История эта, признаться, меня удивила тоже. Дело в том, что Ивана я знаю давно. Еще с той поры, когда, работая в профтехучилище №27, начал он с известным подольским штангистом Алексеем Шуром и мальчишками-пэтэушниками делать глиссирующий катер. Потом видел их вместе с Шуром на Пахре на испытаниях самодельного скутера. Знал и о том, что по чертежам Усанова, при активном его участии строился в училище дом технического творчества «Эврика». Был Иван талантливым человеком во всем. Прекрасно играл на кларнете, ни в чем не уступал лучшим сварщикам завода имени Орджоникидзе. Надо было – токарил, слесарничал...

 

Потом мы потеряли друг друга из виду и встретились случайно на шестидесятилетнем юбилее подольского джаз-маэстро Кости Моисеева. Друг другу обрадовались и договорились непременно увидеться вновь. Первый вопрос, который я задал ему, был, естественно, про заокеанскую историю с виолончелью.

 

- История вообще-то древняя, - рассмеялся он. - Я ведь очень давно решил инструмент сделать. С материалом в те времена проблем никаких не было. Древесине достаточно трех лет выдержки, и можно ее пускать в дело. Хорошо, конечно, когда ей еще больше лет. У меня сейчас лежит материал на два альта. Мне его еще Долгий Алексей Арсентьевич подарил. Помнишь, как имение Бахрушинское он восстанавливал? Тогда балки перекрытий пришлось менять. А они из елового бруса были сделаны. Вот, действительно, материал! Ударил по балке — гудит. Верхний слой топор зубрит. Пилой один срез сделаешь — точить надо заново.
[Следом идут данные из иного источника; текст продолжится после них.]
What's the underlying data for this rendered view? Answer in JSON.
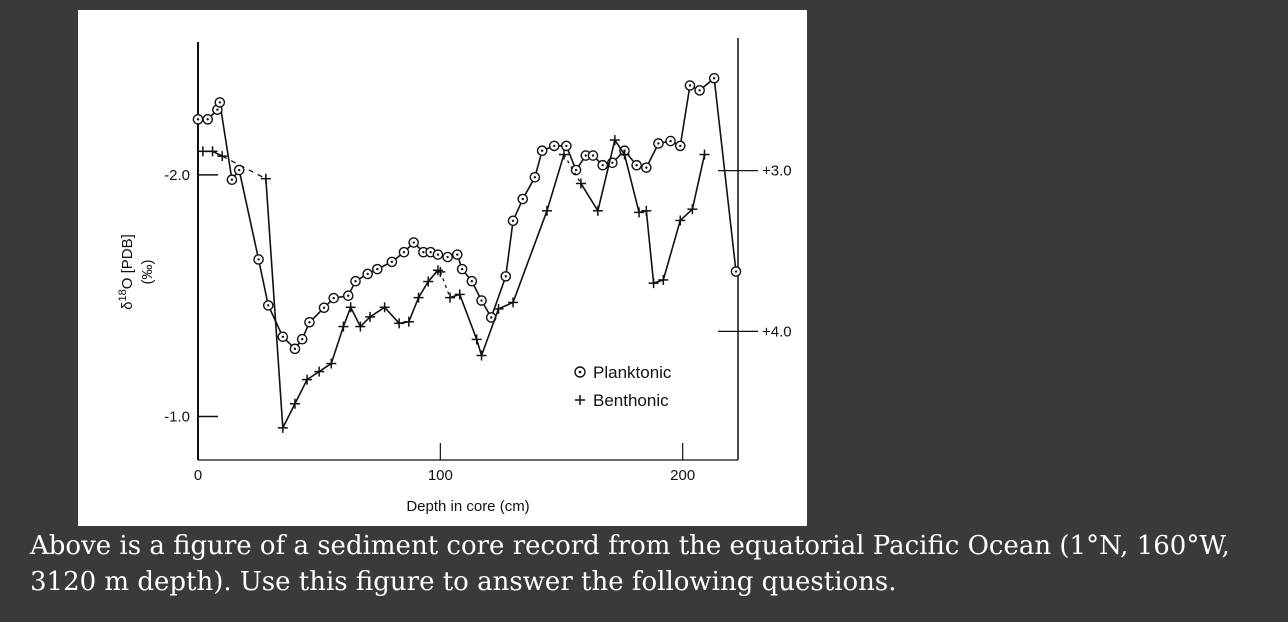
{
  "caption": {
    "line1": "Above is a figure of a sediment core record from the equatorial Pacific Ocean (1°N, 160°W,",
    "line2": "3120 m depth).   Use this figure to answer the following questions."
  },
  "chart_data": {
    "type": "line",
    "xlabel": "Depth in core (cm)",
    "ylabel": "δ18O [PDB]",
    "ylabel_unit": "(‰)",
    "x_ticks": [
      0,
      100,
      200
    ],
    "x_tick_labels": [
      "0",
      "100",
      "200"
    ],
    "xlim": [
      0,
      222
    ],
    "left_axis": {
      "ticks": [
        -2.0,
        -1.0
      ],
      "tick_labels": [
        "-2.0",
        "-1.0"
      ],
      "ylim": [
        -0.82,
        -2.55
      ],
      "series": "Planktonic"
    },
    "right_axis": {
      "ticks": [
        3.0,
        4.0
      ],
      "tick_labels": [
        "+3.0",
        "+4.0"
      ],
      "ylim": [
        2.2,
        4.8
      ],
      "series": "Benthonic"
    },
    "legend": {
      "placement": "lower-right",
      "entries": [
        {
          "label": "Planktonic",
          "marker": "circle-dot"
        },
        {
          "label": "Benthonic",
          "marker": "plus"
        }
      ]
    },
    "series": [
      {
        "name": "Planktonic",
        "axis": "left",
        "x": [
          0,
          4,
          8,
          9,
          14,
          17,
          25,
          29,
          35,
          40,
          43,
          46,
          52,
          56,
          62,
          65,
          70,
          74,
          80,
          85,
          89,
          93,
          96,
          99,
          103,
          107,
          109,
          113,
          117,
          121,
          127,
          130,
          134,
          139,
          142,
          147,
          152,
          156,
          160,
          163,
          167,
          171,
          176,
          181,
          185,
          190,
          195,
          199,
          203,
          207,
          213,
          222
        ],
        "y": [
          -2.23,
          -2.23,
          -2.27,
          -2.3,
          -1.98,
          -2.02,
          -1.65,
          -1.46,
          -1.33,
          -1.28,
          -1.32,
          -1.39,
          -1.45,
          -1.49,
          -1.5,
          -1.56,
          -1.59,
          -1.61,
          -1.64,
          -1.68,
          -1.72,
          -1.68,
          -1.68,
          -1.67,
          -1.66,
          -1.67,
          -1.61,
          -1.56,
          -1.48,
          -1.41,
          -1.58,
          -1.81,
          -1.9,
          -1.99,
          -2.1,
          -2.12,
          -2.12,
          -2.02,
          -2.08,
          -2.08,
          -2.04,
          -2.05,
          -2.1,
          -2.04,
          -2.03,
          -2.13,
          -2.14,
          -2.12,
          -2.37,
          -2.35,
          -2.4,
          -1.6
        ]
      },
      {
        "name": "Benthonic",
        "axis": "right",
        "x": [
          2,
          6,
          10,
          28,
          35,
          40,
          45,
          50,
          55,
          60,
          63,
          67,
          71,
          77,
          83,
          87,
          91,
          95,
          99,
          100,
          104,
          108,
          115,
          117,
          124,
          130,
          144,
          151,
          158,
          165,
          172,
          176,
          182,
          185,
          188,
          192,
          199,
          204,
          209
        ],
        "y": [
          2.88,
          2.88,
          2.91,
          3.05,
          4.6,
          4.45,
          4.3,
          4.25,
          4.2,
          3.97,
          3.85,
          3.97,
          3.91,
          3.85,
          3.95,
          3.94,
          3.79,
          3.69,
          3.62,
          3.63,
          3.79,
          3.77,
          4.05,
          4.15,
          3.86,
          3.82,
          3.25,
          2.9,
          3.08,
          3.25,
          2.81,
          2.9,
          3.26,
          3.25,
          3.7,
          3.68,
          3.31,
          3.24,
          2.9
        ]
      }
    ],
    "dashed_segments_note": "gaps drawn with dashed/dotted lines"
  }
}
Такое дерево. 250 лет ему.

 

- Все это, - говорю, - Ваня, интересно. Но давай все-таки про виолончель.

 

- Снял я размеры с готового инструмента брата. У него была виолончель тирольского мастера Штайнера. Начал делать. Пружину к верхней деке приклеил, настроил – не то звучание. Сколько ни бился – не выходит, и все!

 

Совета спросить не у кого. Дед мой, скрипичный мастер, умер. Я его уроки подзабыл. Записей по молодости, к сожалению, никаких не вел. Стал искать специальную литературу. Много книг тогда просмотрел, но ничего не нашел. Обидно до слез. Понял: с первым моим опытом ничего не получается.

 

Есть такое понятие – эталонный звук. Он у меня внутри живет. Мне еще дед говорил: «Молодец, слышишь». Это – главное. Мастер должен слышать звук инструмента, которого еще нет. А тут он есть, но без звука. Вот, утверждают, есть секреты Страдивари, Гварнери. А Страдивари, знаешь, как говорил? «Вот они секреты» — и показывал свои израненные металлом и деревом руки. Талант скрипичного мастера сродни таланту художника, музыканта. Либо он есть, либо нет. Если бы у Страдивари был какой-то секрет, он бы его непременно сыновьям своим передал. Они ведь хотели делать инструменты, как отец, а получалось совершенно иное звучание.

 

- Выходит, первая твоя виолончель оказалась, как говорится, ни к черту?

 

- Выходит, так. Я вообще решил бросить эту затею до тех пор, пока не почувствую, что могу. Занялся изучением музыкальной акустики. Перечитал всего Мунга. Обо всем долго рассказывать. Готовил себя к новому инструменту десять лет. А в 1973 году...

 

- Был объявлен Международный конкурс имени Чайковского.

 

- Верно. А параллельно с музыкальным впервые был объявлен конкурс скрипичных мастеров. И я решился. Работал тогда в бригаде шабашников. Сельские объекты строил. С семи утра до восьми вечера на стройке. Приезжаю, переодеваюсь и к другу своему, Василию Никифоровичу Ефимову, в общежитие на Северный поселок еду. Там у него на кухне мы и работали. Он скрипку делал, я – виолончель.

 

Работал тогда в оркестре Большого театра виолончелист Владимиров. Он первым опробовал мой инструмент. Владимиров играл больше часа. Потом спросил нерешительно: «Неужели ты его сам сделал? Я ведь теперь к своей виолончели и прикасаться не хочу».

 

Вернувшись от Усанова, он позвонил концертмейстеру Большого театра Лаевскому:

 

- Слушай, - говорит, - или я ничего не понимаю, или этот парень из Подольска сотворил чудо.

 

- Вечно ты фантазируешь, - рассмеялся Лаевский. - Да откуда в районном городке скрипичному мастерству выучиться? Тоже мне, Гварнери нашелся.

 

- Подожди отмахиваться, - настаивал Владимиров, - ты сам на виолончели этой сыграй.

 

В конце концов уломал концертмейстера. Тронул тот смычком струны и замер от удивления. А потом и говорит: «Будет твой мастер на конкурсе первым лауреатом».

 

Условия конкурса были строжайшими. Прежде, чем начинают на инструменте играть, его придирчиво осматривают профессионалы. И не дай Бог форма головки или шейки виолончели хоть на йоту не соответствует классическим образцам – снимается инструмент без разговоров. Все этапы прошла виолончель Усанова. Теперь, говорят, сдавайте ее на двухнедельное хранение и приходите на первый тур прослушивания. Так Усанов и сделал.

 

И вот он, торжественный миг. В жюри – известные музыканты и прославленные скрипичные мастера. Выносят на сцену подольскую виолончель, начинают на ней играть...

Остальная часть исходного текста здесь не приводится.